Ryan North’s Dinosaur Comics, reviewed by Justin

Enter the ferocious Tyrannosaurus Rex. A merciless beast, he surveys his territory, smashing houses and stomping helpless passersby. Soon, he is confronted by the equally vicious Utahraptor. The two engage each other with lightning speed. In the end, only the mighty T-rex remains. This happens every day in Dinosaur Comics.

It’s a comedy.

Most webcomics are hard to stuff in a nutshell, because they’re not beholden to any of the conventions print comics have established; however, Ryan North’s Dinosaur Comics (aka Dino Comics) is especially difficult. In basic terms, each Dinosaur Comic is exactly the same as the one before it in terms of art and panel design – only the dialogue is different.

One would imagine North running out of ideas for this unique (yet restrictive) concept after a few weeks, but Dinosaur Comics have been running hilariously consistent five days a week for over a year now. In fact, it’s unintentionally become a mockery of established newspaper comics like Garfield, which have fallen into a repetitive "paint-by-numbers" cycle, despite their years of potential development. Dino Comics, on the other hand, has developed its characters particularly well given the circumstances.

Dino Comics‘ cast (in order of importance) is as follows: T-Rex, Utahraptor, a pint-sized dinosaur named Dromiceiomimus, a log cabin, a car, and a woman in a cowboy hat. The house, car, and woman are more like scenery than anything else, but the background is plain white, and when you’re working with the same same panels daily, even the scenery gets a chance to shine. Nobody really knows how modern-day objects went back in time, or whether the dinos are rampaging in the modern day, but there’s an unspoken implication not to think about it too hard.
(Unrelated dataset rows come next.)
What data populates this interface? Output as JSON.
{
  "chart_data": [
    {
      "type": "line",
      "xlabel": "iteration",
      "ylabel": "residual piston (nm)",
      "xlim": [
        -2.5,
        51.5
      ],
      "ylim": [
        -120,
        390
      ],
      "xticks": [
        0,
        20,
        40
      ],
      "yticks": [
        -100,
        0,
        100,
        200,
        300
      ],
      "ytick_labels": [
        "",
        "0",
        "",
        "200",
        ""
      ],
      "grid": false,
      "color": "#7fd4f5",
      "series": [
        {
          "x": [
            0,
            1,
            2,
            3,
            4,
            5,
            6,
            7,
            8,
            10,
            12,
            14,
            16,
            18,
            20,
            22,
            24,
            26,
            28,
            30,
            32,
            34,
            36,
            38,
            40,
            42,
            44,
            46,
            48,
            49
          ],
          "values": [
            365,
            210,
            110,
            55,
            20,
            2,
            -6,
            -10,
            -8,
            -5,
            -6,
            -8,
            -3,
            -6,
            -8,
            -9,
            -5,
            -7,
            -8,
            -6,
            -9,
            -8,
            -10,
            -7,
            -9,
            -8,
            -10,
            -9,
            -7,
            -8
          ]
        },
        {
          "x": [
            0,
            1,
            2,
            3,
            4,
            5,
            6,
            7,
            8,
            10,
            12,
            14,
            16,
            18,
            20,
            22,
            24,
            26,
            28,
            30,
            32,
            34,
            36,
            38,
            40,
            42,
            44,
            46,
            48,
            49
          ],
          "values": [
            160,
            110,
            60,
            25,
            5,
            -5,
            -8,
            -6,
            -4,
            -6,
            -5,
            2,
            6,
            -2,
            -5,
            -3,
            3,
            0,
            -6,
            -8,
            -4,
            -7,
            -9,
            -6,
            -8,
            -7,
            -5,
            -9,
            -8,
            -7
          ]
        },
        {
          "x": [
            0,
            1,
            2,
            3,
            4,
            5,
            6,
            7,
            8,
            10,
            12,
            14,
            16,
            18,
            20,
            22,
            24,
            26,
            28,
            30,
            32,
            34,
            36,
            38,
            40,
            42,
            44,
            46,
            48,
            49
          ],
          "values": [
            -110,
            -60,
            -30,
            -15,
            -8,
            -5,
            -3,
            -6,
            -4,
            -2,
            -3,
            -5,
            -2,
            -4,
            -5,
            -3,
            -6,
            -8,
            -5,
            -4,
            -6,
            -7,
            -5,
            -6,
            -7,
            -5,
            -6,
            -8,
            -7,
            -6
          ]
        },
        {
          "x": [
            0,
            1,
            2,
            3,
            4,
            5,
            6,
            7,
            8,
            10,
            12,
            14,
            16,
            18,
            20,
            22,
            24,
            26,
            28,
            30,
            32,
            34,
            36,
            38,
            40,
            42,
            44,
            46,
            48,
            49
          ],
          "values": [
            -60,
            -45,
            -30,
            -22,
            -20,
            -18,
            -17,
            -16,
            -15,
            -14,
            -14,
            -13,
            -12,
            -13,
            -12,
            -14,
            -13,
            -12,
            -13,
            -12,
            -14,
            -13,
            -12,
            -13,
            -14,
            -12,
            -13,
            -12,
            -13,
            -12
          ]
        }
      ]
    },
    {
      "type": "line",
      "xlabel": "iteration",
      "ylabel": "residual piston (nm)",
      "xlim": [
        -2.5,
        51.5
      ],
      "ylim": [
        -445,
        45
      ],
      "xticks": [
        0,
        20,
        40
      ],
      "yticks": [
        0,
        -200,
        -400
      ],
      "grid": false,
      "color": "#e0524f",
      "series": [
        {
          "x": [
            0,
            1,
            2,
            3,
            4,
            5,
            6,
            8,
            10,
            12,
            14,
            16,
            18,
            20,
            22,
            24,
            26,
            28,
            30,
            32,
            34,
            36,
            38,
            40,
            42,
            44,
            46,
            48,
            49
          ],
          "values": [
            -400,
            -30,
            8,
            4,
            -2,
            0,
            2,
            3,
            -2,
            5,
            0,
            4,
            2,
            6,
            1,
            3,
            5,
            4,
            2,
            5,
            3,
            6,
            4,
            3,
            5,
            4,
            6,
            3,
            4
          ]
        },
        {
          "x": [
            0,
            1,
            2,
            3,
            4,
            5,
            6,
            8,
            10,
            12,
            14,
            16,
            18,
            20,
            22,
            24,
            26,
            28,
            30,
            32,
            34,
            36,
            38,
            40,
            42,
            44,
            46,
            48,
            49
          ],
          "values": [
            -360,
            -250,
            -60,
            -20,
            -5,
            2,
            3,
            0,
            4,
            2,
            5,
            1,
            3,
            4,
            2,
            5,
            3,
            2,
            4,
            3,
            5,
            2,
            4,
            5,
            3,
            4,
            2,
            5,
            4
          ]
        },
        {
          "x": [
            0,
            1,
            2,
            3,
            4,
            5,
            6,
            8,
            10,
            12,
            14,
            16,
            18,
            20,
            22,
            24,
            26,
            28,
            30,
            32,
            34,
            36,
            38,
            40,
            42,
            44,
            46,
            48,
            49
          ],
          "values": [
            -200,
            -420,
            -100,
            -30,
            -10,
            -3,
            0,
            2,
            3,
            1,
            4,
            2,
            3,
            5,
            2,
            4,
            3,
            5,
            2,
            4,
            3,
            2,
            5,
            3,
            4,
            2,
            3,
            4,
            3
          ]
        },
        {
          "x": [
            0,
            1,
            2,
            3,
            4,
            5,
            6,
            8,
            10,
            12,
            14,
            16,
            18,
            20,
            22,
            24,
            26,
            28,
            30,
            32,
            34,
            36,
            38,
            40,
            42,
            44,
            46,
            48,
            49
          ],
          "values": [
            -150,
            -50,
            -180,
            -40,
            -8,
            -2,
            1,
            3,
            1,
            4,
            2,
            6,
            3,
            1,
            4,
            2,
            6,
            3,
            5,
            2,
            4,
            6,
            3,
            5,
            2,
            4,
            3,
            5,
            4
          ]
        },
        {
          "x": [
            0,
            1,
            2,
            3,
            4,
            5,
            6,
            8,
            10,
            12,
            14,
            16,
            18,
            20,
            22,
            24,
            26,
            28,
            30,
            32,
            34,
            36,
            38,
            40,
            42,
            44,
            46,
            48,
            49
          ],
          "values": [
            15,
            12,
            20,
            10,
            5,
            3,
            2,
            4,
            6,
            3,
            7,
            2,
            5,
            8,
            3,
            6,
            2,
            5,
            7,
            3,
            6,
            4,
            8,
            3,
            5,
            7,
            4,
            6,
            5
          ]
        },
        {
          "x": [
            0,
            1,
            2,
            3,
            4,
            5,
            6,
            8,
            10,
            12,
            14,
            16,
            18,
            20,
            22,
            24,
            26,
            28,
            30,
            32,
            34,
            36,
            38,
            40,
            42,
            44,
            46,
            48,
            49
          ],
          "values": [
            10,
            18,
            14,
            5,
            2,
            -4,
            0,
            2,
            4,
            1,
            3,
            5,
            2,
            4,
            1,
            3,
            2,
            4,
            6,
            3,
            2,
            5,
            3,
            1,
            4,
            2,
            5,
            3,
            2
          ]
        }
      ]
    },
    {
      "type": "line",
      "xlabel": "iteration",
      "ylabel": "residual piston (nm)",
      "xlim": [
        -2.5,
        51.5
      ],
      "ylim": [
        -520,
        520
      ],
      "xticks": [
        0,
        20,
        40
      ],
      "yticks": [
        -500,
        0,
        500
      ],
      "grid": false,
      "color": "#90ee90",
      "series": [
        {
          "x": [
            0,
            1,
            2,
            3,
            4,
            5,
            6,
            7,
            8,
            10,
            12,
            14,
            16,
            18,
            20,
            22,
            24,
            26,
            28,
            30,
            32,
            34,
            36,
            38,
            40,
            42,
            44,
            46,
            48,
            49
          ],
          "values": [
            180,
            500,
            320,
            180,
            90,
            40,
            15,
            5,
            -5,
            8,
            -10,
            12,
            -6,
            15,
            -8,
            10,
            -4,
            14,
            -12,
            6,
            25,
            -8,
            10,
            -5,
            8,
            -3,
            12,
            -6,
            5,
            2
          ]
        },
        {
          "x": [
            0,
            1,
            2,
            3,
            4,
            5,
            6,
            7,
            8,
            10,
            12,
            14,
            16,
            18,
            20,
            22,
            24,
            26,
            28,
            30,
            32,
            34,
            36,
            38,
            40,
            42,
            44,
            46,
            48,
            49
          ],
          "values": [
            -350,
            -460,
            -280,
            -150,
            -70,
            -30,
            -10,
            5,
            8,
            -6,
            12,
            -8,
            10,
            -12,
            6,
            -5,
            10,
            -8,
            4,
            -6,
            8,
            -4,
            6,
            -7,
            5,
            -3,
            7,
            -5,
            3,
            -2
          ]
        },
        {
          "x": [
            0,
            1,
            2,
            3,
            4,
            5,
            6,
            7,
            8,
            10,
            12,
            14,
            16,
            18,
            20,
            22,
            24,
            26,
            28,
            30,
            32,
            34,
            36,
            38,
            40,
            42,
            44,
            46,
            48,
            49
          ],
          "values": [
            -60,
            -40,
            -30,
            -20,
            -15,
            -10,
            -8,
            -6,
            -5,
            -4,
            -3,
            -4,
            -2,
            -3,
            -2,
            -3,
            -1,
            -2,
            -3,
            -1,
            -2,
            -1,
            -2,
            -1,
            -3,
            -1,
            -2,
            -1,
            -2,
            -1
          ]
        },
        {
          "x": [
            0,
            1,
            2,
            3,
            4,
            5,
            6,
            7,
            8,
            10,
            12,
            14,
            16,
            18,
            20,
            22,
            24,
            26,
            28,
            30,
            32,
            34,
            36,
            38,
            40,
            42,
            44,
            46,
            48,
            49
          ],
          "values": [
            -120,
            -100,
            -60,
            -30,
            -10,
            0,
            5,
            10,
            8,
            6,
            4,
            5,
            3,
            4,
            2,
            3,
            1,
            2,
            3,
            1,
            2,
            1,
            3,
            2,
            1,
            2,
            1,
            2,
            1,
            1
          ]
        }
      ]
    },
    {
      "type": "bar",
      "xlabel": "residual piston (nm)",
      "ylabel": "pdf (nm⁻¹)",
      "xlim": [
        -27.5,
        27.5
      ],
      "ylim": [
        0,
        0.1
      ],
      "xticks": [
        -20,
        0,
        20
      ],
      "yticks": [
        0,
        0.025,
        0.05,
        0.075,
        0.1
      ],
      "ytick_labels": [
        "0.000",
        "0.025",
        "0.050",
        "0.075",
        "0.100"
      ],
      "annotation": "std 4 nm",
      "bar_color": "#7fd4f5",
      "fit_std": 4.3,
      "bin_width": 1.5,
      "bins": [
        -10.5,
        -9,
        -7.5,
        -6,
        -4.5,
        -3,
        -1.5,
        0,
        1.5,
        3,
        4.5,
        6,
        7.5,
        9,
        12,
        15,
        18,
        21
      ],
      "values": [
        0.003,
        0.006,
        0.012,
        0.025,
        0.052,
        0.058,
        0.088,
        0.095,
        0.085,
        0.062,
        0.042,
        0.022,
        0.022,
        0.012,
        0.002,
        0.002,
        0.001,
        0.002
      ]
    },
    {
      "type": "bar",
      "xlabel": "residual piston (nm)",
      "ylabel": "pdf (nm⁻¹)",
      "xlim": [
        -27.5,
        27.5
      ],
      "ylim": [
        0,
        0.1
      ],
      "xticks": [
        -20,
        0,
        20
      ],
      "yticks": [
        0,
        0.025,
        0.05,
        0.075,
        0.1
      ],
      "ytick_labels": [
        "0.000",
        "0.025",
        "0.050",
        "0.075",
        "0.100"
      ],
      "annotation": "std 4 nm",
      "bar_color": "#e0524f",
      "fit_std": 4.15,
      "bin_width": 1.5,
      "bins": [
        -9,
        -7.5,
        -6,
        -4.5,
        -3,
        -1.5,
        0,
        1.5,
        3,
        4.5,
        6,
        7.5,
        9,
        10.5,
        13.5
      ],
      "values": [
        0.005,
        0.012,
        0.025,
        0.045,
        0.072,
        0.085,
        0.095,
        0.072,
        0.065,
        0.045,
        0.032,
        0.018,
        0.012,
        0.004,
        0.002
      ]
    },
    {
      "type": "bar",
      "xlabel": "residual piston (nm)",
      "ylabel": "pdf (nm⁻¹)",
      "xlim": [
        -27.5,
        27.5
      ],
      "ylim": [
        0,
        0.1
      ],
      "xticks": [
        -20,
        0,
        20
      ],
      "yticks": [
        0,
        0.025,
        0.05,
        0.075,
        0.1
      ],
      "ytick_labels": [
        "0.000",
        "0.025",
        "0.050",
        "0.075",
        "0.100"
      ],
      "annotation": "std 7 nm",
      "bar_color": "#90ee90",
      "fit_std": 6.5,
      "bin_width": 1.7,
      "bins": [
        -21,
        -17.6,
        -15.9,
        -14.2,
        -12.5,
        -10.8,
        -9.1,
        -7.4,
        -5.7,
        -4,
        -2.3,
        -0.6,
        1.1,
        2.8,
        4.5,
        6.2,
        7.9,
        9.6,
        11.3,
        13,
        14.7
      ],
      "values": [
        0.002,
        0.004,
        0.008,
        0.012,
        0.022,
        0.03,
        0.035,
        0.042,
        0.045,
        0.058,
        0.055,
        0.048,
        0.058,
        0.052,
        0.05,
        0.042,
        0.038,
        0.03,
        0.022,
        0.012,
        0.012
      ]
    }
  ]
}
While Dino Comics has no "plot" to speak of, T-Rex is clearly the main character of the comic, with Utahraptor his main rival and foil. Around half of all Dino Comics feature T-Rex adopting some sort of bizarre, egocentric mindset to live by, with Utahraptor showing up just in time to deflate his incredulous friend (only for T-Rex to come up with another wild philosophy the next day). The other half of Dinosaur Comics takes the cast into alternate realities or implausible plotlines that never resolve before the next day’s comic. Ironically, Dino Comics‘ "universal reset" allows it to be unpredictable because North never needs to tie up loose ends – one day T-Rex obsesses over buffets, and the next he’s an aspiring porn star.

There’s not much to say about the art of Dino Comics, for reasons previously mentioned. The main characters are largely static-looking and resemble clipart (something along the lines of Max Cannon’s Red Meat or David Rees’ Get Your War On). The tiny dinosaurs have a pixelated, aliased edge to them, as does the font. While the best argument for the art is its minimalism, it nevertheless blends well within its own page, and isn’t painful to look at.

Dino Comics is well-suited online, and takes advantage of the medium in small ways. Every comic has a "second punchline" embedded into the Alt Text field, and the website has a small army of fan comics and guest strips (most of which use North’s own "Same Comic, Different Text" process — patent pending).

All that said, this is Dinosaur Comics, as "in a nutshell" as it gets: it’s really an entertaining, charmingly unpretentious comic, and worth checking out for anyone.

Check out tomorrow’s comic in particular. I hear a Tyrannosaurus Rex goes on a stomping rampage and faces off against a Utahraptor!